With thanks to Eliza Quek for some of the thoughts
Gratuitous bad language is a curse of the modern age. It shows a lack of creativity on the part of those who use it. It shows sloppy thinking, imitative idleness, dreadful example, disrespect of all, poor self control and a pathetic need to be brutal. This last is presumably to try to win some sort of Tarzan status. While agreeing that we are in a jungle, it is not the leafy lagoon sort. Brutality today loses you all the very people you want to keep. Left behind are the “yes” men and women. They quickly convert your company into a Nissan model. You may end up rich but you will be ruined.
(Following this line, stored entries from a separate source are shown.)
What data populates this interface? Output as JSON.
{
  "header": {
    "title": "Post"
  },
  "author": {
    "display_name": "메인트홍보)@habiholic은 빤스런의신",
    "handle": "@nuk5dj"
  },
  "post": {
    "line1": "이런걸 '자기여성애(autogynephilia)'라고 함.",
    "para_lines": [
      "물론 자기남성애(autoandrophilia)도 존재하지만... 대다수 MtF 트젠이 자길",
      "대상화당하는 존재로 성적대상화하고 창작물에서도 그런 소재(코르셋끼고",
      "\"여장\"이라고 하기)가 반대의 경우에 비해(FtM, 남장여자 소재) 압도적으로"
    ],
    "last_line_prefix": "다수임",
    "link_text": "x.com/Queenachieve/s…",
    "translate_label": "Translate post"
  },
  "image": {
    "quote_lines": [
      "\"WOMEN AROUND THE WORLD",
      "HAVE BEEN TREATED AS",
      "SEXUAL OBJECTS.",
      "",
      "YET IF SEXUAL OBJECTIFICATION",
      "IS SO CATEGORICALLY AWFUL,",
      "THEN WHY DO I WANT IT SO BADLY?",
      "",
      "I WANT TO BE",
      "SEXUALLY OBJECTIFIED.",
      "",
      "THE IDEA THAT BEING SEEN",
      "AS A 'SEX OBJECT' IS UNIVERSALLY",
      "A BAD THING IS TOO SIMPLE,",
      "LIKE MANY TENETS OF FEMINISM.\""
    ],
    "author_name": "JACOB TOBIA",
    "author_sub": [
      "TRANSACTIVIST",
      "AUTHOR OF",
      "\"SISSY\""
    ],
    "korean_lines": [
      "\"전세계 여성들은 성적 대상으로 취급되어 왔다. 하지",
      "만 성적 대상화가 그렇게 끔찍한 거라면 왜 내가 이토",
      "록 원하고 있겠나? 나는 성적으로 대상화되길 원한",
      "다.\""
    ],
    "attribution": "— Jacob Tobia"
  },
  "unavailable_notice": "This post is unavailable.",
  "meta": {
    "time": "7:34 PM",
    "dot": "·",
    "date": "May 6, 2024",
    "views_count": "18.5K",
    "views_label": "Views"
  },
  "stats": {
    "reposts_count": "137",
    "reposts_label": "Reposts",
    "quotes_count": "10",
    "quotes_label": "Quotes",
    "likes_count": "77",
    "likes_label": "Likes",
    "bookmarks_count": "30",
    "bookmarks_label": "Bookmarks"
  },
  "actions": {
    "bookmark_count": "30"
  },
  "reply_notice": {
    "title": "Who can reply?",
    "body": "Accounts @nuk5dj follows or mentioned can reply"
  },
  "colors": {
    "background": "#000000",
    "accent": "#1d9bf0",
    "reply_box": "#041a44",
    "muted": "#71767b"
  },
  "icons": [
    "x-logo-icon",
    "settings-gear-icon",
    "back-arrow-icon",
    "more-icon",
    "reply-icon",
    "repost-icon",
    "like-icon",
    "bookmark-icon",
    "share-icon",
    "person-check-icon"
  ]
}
There’s a video clip going the rounds of the CEO of AirAsia Thailand saying to a lady who is slightly hesitantly asking a question in a public townhall of, they claim, 500 people “What’s the f*****g question?” The participants laugh, perhaps because they are embarrassed. Granted, many people now use four-letter words indiscriminately. Granted, an occasional swear word illustrates a state of tension, anger or despair. Reality requires some illustration of how we live. Bad language on the scale it is used today, especially in the media, becomes self-defeating and loses its impact. Use of such language against a participant in a public townhall is totally unacceptable.
Chief Executives have frustrating times. They are paid to deal with them politely and in a controlled way. They are the leaders of businesses which are creating cultures, presumably to attract and retain the best talent. Example is the best teacher. CEOs should be setting an example to their colleagues. They must be accountable for the bullying that takes place in their organisations, for the discrimination against women and minority groups that is still rampant. They must behave in a way they expect their colleagues to behave, showing patience and perseverance.
They should again study the rules of leadership and realistically assess where they have got to in practicing them. Today’s leadership is fundamentally different from what we had before Covid, lockdown, WFH and the mental stress of being physically isolated from the normally wide range of human contact we are used to. Authority has a poor record of handling Covid. It is no longer trusted as it was. Perhaps it is right that it shouldn’t be, but it must find a way of coping with that. Being polite to your colleagues is a pretty obvious first effort.
Language is a vital medium. We judge people by their appearance, how they sound, what they say and do. We try to assess very quickly how intelligent they are. Our first impressions of someone can be wrong but they are more often right. How they use their voice and the language with which they communicate are two of the most important ways in which we sum them up. Why would a CEO want to be thought of as a lout? If he uses bad language indiscriminately, he will be.
The culture of every company is critical. Today, the culture of capitalism and democracy for every country is being rigorously studied. It has generated tremendous wealth but it has also put at risk the survival of humans on this planet. It has created rifts in society that will take generations to heal. Above all else it has taught us that ‘more’ often means ‘worse’. That is certainly true of nasty language.
Time to put a brake on the four-letter words. Time to treat colleagues – and everyone else – politely.